Dismay lanced through his heart. This argument he had heard, too, as often almost as he had heard Schneirmann’s “it can’t be as bad in Austria.” Once he himself had dared to hope. But now? The hard, incorruptible fact that the Nazis would soon enough make any effective fight a mere dream, would kill or imprison the fighters, would plunder them of all power, of money, possessions, press, radio, meeting places—could this hard reality be overlooked any longer by anyone?
Yes, the fight would go on, of course, underground, latent, waiting for events which might let it come into the open. But those events? There would have to be, first, war—would it, after all, come to war? Or would the world outside the maniac orbit of Spain, Italy, the Reich see in time and act in time? Perhaps so—perhaps the Loyalists in Spain, perhaps the Ch
inese would soon have stanch allies, before it was too late. In the meantime, the underground fight—
“What are you thinking, Franz?”
It was too complex to explain. Better to remain on the level passages of practical affairs.
“How would we live here, Christa? My own practice is already falling to pieces. There will be no analysis even permitted in a few months—they will call it a degenerate Jewish myth.”
“Yes, but there will always be a need for doctors. You were a doctor before you began to specialize…”
“No.”
The first shaft of anger. She was tired, she was ridden by tensions and anxieties, true, but this suggestion was too monstrous. How could she brush aside his years of devoted work and study and practice in this still evolving branch of science?
To suggest he go back now to taking temperatures and writing prescriptions—it was a betrayal, an enmity.

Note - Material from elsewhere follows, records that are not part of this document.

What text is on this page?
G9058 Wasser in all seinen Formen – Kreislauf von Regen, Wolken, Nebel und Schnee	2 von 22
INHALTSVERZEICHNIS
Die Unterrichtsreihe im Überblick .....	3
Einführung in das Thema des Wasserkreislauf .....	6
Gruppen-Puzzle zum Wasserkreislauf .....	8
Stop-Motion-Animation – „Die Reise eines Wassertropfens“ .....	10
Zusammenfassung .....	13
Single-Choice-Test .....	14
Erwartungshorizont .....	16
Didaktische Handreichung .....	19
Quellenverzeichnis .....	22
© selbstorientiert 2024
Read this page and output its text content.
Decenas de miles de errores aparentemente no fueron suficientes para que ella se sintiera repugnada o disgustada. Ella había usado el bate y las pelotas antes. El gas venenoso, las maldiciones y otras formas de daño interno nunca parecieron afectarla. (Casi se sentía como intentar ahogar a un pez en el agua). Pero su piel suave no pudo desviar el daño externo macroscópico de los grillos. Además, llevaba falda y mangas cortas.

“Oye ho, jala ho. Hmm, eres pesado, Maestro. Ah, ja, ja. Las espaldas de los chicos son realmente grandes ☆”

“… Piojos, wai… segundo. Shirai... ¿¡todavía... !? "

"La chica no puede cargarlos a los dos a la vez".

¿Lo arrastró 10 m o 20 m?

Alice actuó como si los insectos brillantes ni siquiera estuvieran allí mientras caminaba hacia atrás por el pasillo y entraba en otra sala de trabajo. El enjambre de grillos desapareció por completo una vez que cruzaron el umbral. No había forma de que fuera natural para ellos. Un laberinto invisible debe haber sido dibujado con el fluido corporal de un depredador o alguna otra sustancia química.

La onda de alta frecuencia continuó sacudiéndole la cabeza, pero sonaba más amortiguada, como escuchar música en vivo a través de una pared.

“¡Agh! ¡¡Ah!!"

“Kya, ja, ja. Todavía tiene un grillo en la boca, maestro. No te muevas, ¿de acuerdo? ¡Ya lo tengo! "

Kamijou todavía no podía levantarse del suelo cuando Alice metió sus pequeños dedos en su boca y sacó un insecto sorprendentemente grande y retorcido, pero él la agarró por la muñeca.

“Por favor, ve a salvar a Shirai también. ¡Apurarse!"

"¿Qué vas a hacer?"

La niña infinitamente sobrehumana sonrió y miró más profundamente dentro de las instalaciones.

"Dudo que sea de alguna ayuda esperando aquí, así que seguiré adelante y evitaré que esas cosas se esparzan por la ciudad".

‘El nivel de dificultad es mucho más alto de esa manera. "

Calmness came over him, then, all at once. Betrayal, nonsense, Enmity, nonsense. He, too, was too tired, too intense. She was not seriously suggesting anything of the sort. She was merely thrashing about in her weary, frightened mind, reaching violently for anything that came to hand which might serve as a weapon against the departure she still resisted more than he—or she—had suspected. Time, she needed time, to accept the necessity more completely. There was always a mourning period after any death. “To say good-by is to die a little.” It was an overemotional cliché, but there was truth in it.
Silent minutes slid by. When he began to talk, it was not in direct reply to what she had said, but of Germany and Austria, of the deep, neurotic self-revelations in Mein Kampf, in Hitler’s obsessive, revenge-ridden concept of “the master race.” He talked almost dispassionately, wanting her to gain insight for herself from the things she knew so well but still refused to fit in the painful pattern they made. Often they had had such talks, but never before had he felt there was so much at stake, for her own future and for the children’s, as well as for his.